My favorite films included: Songs That My Brother Taught Me, an emotional story of a brother and sister on the Pine Ridge Reservation; Grand Jury Prize Winner Me, Earl, and the Dying Girl, in which a boy is forced become friends with a girl diagnosed with leukemia; and Dope, a thought provoking comedy of a 90s geek who accidentally gets into selling drugs (I immediately texted my sisters and told them that they must see it once it hits theaters).
Not only are there films but panels and discussions as well, along with exhibitions, specifically the New Frontier, which featured gaming technology that would affect the film industry in the way we experience film.
One of these panels included the Meet the Industry panel, where industry professionals discussed how honing your craft and finding your voice as a filmmaker was important. Equally important is to do your research (as Earl and Gregg would repeat to Mr. McCarty from Me, Earl, the Dying Girl, “Respect the research”) You must do research to gain support and sell your film. The more you know the more you can narrow down the pool and find people who support not only your film and vision, but also as a result, your career. The discussion flowed into that while Los Angles is the center of the filmmaking world, it is all about finding the place with a filmmaking community that will support the films you want to make and your needs as a filmmaker.
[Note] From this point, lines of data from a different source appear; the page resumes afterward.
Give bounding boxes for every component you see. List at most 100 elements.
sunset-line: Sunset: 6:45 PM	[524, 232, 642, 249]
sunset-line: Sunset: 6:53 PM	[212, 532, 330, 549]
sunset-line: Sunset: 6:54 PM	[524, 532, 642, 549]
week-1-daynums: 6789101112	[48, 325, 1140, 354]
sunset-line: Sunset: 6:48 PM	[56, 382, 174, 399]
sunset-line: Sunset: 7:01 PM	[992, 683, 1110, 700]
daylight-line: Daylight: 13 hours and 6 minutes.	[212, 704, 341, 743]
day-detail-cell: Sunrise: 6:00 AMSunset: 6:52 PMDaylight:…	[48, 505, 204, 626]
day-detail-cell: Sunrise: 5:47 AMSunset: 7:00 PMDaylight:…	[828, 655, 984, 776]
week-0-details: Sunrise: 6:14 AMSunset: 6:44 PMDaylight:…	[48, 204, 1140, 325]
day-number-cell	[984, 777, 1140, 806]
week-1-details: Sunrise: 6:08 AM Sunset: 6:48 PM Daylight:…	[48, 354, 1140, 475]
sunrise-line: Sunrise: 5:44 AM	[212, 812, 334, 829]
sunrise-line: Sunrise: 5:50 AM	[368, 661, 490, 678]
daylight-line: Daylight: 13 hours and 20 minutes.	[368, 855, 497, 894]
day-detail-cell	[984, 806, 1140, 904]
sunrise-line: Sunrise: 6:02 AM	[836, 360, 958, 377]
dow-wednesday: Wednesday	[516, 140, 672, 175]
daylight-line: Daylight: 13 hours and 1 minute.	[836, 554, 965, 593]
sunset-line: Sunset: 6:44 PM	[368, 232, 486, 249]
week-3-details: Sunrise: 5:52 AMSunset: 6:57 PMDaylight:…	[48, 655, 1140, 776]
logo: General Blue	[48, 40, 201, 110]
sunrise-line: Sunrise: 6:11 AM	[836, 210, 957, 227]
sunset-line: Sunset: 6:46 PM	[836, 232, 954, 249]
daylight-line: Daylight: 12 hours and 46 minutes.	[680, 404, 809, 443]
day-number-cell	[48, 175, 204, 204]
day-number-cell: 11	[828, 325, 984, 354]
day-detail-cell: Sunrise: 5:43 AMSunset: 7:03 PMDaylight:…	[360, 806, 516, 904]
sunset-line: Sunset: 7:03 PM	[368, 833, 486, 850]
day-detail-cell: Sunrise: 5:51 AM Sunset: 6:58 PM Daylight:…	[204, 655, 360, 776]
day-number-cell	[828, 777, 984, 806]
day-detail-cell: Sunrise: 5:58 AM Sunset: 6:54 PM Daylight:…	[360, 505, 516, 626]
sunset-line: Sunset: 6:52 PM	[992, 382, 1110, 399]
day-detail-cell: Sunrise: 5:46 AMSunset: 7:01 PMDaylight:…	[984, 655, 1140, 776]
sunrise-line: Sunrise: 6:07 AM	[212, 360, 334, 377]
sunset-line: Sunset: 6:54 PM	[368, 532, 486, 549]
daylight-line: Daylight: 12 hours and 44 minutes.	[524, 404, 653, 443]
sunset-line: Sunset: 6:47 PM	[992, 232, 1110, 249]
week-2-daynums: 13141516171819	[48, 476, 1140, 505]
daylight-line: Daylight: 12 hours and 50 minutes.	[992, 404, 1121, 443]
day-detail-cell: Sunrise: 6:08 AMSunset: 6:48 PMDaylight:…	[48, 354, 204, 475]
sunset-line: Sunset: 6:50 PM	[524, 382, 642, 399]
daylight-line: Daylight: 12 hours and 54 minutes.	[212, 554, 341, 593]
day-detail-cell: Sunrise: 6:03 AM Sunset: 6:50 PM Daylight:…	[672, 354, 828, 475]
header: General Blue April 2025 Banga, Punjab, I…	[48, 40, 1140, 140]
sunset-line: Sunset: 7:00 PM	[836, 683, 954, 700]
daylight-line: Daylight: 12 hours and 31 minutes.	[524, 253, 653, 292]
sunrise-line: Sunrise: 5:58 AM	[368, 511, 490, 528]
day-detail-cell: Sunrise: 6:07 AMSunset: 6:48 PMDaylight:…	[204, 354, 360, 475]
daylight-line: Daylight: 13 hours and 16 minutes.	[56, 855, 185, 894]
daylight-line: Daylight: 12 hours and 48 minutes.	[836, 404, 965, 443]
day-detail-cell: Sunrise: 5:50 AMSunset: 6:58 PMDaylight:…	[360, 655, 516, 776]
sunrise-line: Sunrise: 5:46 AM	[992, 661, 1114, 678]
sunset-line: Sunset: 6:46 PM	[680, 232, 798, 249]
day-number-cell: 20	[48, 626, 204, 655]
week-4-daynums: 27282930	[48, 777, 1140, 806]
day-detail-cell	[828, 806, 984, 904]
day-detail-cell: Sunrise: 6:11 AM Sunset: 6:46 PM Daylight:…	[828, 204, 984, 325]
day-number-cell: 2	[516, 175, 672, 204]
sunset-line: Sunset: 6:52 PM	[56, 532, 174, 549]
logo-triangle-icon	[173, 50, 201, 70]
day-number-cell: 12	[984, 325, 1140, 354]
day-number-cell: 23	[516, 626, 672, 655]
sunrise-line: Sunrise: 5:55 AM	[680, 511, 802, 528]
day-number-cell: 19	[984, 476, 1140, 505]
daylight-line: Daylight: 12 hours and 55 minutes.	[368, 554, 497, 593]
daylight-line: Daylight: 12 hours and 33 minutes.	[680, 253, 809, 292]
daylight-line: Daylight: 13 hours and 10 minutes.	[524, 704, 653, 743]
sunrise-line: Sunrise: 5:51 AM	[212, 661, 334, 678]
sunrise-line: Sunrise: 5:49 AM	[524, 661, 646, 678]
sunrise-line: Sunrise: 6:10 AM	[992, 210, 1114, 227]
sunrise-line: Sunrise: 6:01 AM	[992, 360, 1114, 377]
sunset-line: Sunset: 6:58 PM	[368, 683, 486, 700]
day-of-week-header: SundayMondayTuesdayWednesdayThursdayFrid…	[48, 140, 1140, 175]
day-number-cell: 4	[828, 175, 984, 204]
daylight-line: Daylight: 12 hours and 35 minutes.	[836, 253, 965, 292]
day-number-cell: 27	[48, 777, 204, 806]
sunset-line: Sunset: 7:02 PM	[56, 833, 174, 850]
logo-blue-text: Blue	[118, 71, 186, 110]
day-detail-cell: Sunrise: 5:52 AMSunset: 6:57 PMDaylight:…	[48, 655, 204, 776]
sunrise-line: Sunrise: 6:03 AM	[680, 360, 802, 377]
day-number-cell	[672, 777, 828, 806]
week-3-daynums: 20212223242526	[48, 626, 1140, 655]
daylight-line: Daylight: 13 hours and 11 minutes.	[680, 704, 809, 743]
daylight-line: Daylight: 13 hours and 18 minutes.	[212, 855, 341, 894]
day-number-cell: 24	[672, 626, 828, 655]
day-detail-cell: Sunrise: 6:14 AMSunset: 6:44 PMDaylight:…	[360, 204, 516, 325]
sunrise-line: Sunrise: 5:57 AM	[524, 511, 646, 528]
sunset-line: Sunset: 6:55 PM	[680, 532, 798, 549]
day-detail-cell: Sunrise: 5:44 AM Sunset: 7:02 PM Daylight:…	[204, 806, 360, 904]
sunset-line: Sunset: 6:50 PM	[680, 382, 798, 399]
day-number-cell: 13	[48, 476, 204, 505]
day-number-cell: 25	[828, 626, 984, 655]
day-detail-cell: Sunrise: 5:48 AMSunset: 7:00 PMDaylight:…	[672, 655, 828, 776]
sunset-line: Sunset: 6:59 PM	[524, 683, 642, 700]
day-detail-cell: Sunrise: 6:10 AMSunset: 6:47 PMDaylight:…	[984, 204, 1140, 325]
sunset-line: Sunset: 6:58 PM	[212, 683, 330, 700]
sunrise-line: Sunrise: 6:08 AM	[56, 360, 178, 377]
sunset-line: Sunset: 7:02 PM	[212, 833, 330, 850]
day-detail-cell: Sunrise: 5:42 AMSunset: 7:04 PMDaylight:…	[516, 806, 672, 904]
Community was a point brought up in another discussion between Mentors and Fellows. This year’s mentors for the Ignite program included Jason Berman, producer; and filmmakers Kat Candler, Sultan Sharrief, and Malik Vitthal. The mentors touched upon the point that it’s important that when shooting in a new community, to integrate yourself into that community so as to have their support as well as find ways to support them and the key to making a great film… you and everyone on your team knowing what the intentions are of not only the film, but also its elements because these intentions will be known by your audience if they are known by you.
The most amazing thing of this program (aside from seeing the George Lucas and Robert Redford panel) was hearing from filmmakers who screened at Sundance. I was able to attend the conversations of director of Me, Earl and the Dying Girl, Alfonso Gomez-Rejon; as well Dope director, Rick Famuyiwa, who shared insights about knowing your habits as a writer, the points where you get stuck and knowing how to address them.
I learned that everyone experienced a little pain when making their films – reaching a point when they thought it might not happen – but with a little persistence they were able to end up a Sundance or advance their filmmaking careers. What this comes down to is…making a good film with a unique point of view.